PALANGKA RAYA, Mahardeka.com – Lomba Besei Kambe menarik perhatian ribuan warga saat digelar Polda Kalimantan Tengah (Kalteng) di kawasan bawah Jembatan Kahayan, Kota Palangka Raya, Sabtu (20/6/2026). Kegiatan ini menghadirkan puluhan tim dari jajaran kepolisian, komunitas, dan masyarakat umum yang bersaing dalam ajang dayung tradisional khas Dayak untuk memeriahkan Hari Bhayangkara ke-80.
Sejak pagi, penonton memadati tepian Sungai Kahayan untuk menyaksikan perlombaan yang menuntut kekompakan, strategi, dan ketahanan fisik para peserta. Setiap tim berusaha mempertahankan ritme kayuhan agar mampu melaju lebih cepat menuju garis finis.
Polda Kalimantan Tengah memanfaatkan momentum Hari Bhayangkara ke-80 untuk menghadirkan kegiatan berbasis budaya lokal. Selain menjadi hiburan masyarakat, kegiatan ini juga memperkuat pelestarian warisan budaya Dayak yang terus berkembang di tengah modernisasi.
Kapolda Kalimantan Tengah, Irjen Pol Iwan Kurniawan, menegaskan bahwa rangkaian peringatan Hari Bhayangkara tidak hanya berfokus pada kegiatan seremonial, tetapi juga mengangkat kearifan lokal daerah.
“Dalam rangka memperingati HUT Bhayangkara ke-80, kami menyelenggarakan berbagai perlombaan yang menitikberatkan pada kegiatan berbasis kearifan lokal,” kata Iwan Kurniawan.
Besei Kambe Dayak Kalimantan Tengah dan Lomba Dayung Tradisional Sungai Kahayan
Besei Kambe sebagai olahraga tradisional masyarakat Dayak terus berkembang sebagai simbol kebersamaan dan kerja sama tim. Setiap peserta mengandalkan koordinasi yang kuat untuk menjaga stabilitas perahu sekaligus meningkatkan kecepatan dan ketangkasan di atas perahu, Sungai Kahayan.
Puluhan tim dari berbagai unsur ikut bersaing secara sportif. Mereka menampilkan teknik kayuhan (dayung) yang disiplin dan terarah untuk mengejar waktu terbaik di setiap heat perlombaan.

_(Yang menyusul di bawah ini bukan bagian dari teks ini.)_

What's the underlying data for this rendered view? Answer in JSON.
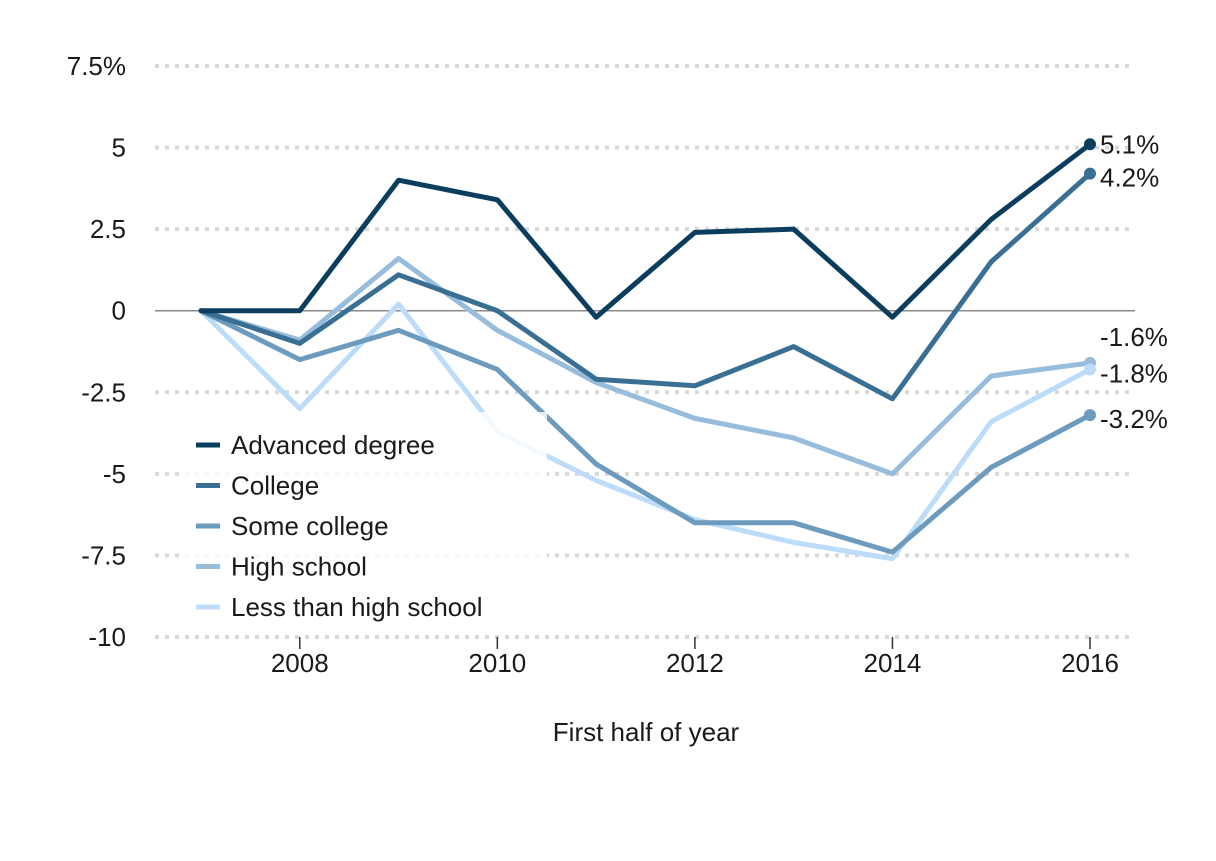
{
  "chart_data": {
    "type": "line",
    "xlabel": "First half of year",
    "ylabel": "",
    "x": [
      2007,
      2008,
      2009,
      2010,
      2011,
      2012,
      2013,
      2014,
      2015,
      2016
    ],
    "xlim": [
      2006.5,
      2016.5
    ],
    "ylim": [
      -10,
      7.5
    ],
    "x_ticks": [
      2008,
      2010,
      2012,
      2014,
      2016
    ],
    "x_tick_labels": [
      "2008",
      "2010",
      "2012",
      "2014",
      "2016"
    ],
    "y_ticks": [
      7.5,
      5,
      2.5,
      0,
      -2.5,
      -5,
      -7.5,
      -10
    ],
    "y_tick_labels": [
      "7.5%",
      "5",
      "2.5",
      "0",
      "-2.5",
      "-5",
      "-7.5",
      "-10"
    ],
    "grid": "horizontal dotted",
    "zero_line": true,
    "legend_position": "bottom-left",
    "series": [
      {
        "name": "Advanced degree",
        "color": "#0b3e5e",
        "values": [
          0,
          0,
          4.0,
          3.4,
          -0.2,
          2.4,
          2.5,
          -0.2,
          2.8,
          5.1
        ],
        "end_label": "5.1%"
      },
      {
        "name": "College",
        "color": "#3a6f94",
        "values": [
          0,
          -1.0,
          1.1,
          0.0,
          -2.1,
          -2.3,
          -1.1,
          -2.7,
          1.5,
          4.2
        ],
        "end_label": "4.2%"
      },
      {
        "name": "Some college",
        "color": "#6c9bbd",
        "values": [
          0,
          -1.5,
          -0.6,
          -1.8,
          -4.7,
          -6.5,
          -6.5,
          -7.4,
          -4.8,
          -3.2
        ],
        "end_label": "-3.2%"
      },
      {
        "name": "High school",
        "color": "#98bcdc",
        "values": [
          0,
          -0.9,
          1.6,
          -0.6,
          -2.2,
          -3.3,
          -3.9,
          -5.0,
          -2.0,
          -1.6
        ],
        "end_label": "-1.6%"
      },
      {
        "name": "Less than high school",
        "color": "#bcdcf9",
        "values": [
          0,
          -3.0,
          0.2,
          -3.7,
          -5.2,
          -6.4,
          -7.1,
          -7.6,
          -3.4,
          -1.8
        ],
        "end_label": "-1.8%"
      }
    ]
  }
}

Kapolda Kalteng menjelaskan, bahwa penyelenggaraan lomba ini bertujuan memperkenalkan kembali budaya Dayak kepada generasi muda sekaligus memperluas ruang pelestarian budaya lokal di Kalimantan Tengah.
“Kami berharap budaya ini tetap terpelihara dan terus dikenal masyarakat melalui perlombaan seperti ini,” ujarnya.
Lomba Besei Kambe Polda Kalteng dan Penguatan Budaya serta Kedekatan Polri Masyarakat
Besei Kambe tidak hanya menghadirkan kompetisi olahraga, tetapi juga membangun nilai kebersamaan yang kuat di tengah masyarakat. Tradisi ini mengajarkan disiplin, keberanian, dan solidaritas dalam mencapai tujuan bersama.
Masyarakat yang hadir memberikan dukungan penuh kepada para peserta. Mereka menikmati suasana kebersamaan yang tercipta di sepanjang Sungai Kahayan selama perlombaan berlangsung.
Polda Kalteng juga memperkuat hubungan dengan masyarakat melalui kegiatan ini. Interaksi langsung antara aparat kepolisian dan warga menciptakan suasana yang lebih dekat dan harmonis.
Kapolda menegaskan bahwa kegiatan berbasis budaya seperti ini menjadi jembatan komunikasi antara polisi dan masyarakat.
“Kami berharap melalui perlombaan ini terjalin kedekatan yang lebih erat antara polisi dan masyarakat,” tutup Kapolda.